I agree with you, OP, inasmuch as it's rather stupid and short-sighted to just assume that you can go on shoplifting forever and ever.
If lots of people are shoplifting, and then they're fencing the goods to lots of other dishonest people, who then spend far less in the shops, there has to come a tipping point when it's simply not sustainable for the shops to stay open.
What will the thieves - and sadly also the rest of us - do when previously easily-available goods are no longer obtainable, just because too many people believed that the idea of actually paying for stuff they want was beneath them?
Even the mighty supermarkets only get rich on very high volume of sales, rather than huge profit margins per item. I'm sure I read that they make in the region of 3-5% overall profit on every item they sell - so if one thief steals one item, that means there have to be 30 or more honest shoppers to come along and buy that same item for the shop just to break even on it.
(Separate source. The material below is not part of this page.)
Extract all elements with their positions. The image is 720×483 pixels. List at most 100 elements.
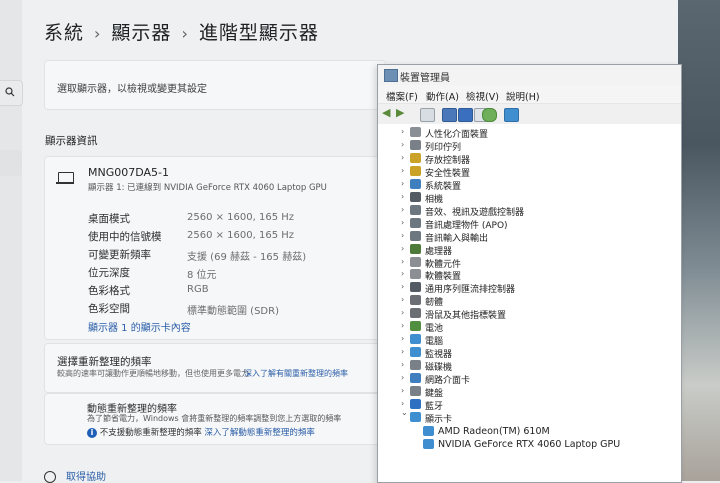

As PP said, shops could go down the Argos route and keep all of their stock behind a counter, only handing it over once it's been paid for. However, that naturally increases risk significantly for the employees, as the determined thieves will see them as just another obstacle to overpower and/or threaten to get the goods, now they can't just help themselves whilst the employees can at least look on from a safe distance. Maybe they'll do away with human assistants and just use tough lockers instead, which can't be opened and the goods taken until payment has been made.
In reality, before long, I think most shops will be following the new high-tech model whereby you're automatically identified as you walk in - and your payment details validated before you're physically able to gain entry - and then every item that leaves with you will also be automatically identified and charged to your account.
Even this will be easy to defraud, though - but it will be ordinary members of the public who are stolen from and put in great danger rather than the shops and their employees. I'm certain it will become commonplace for thieves to slip expensive items into other people's shopping - probably deliberately choosing elderly or otherwise vulnerable shoppers - and then following them and demanding it from them as soon as they step outside the store, having unwittingly paid for it for them.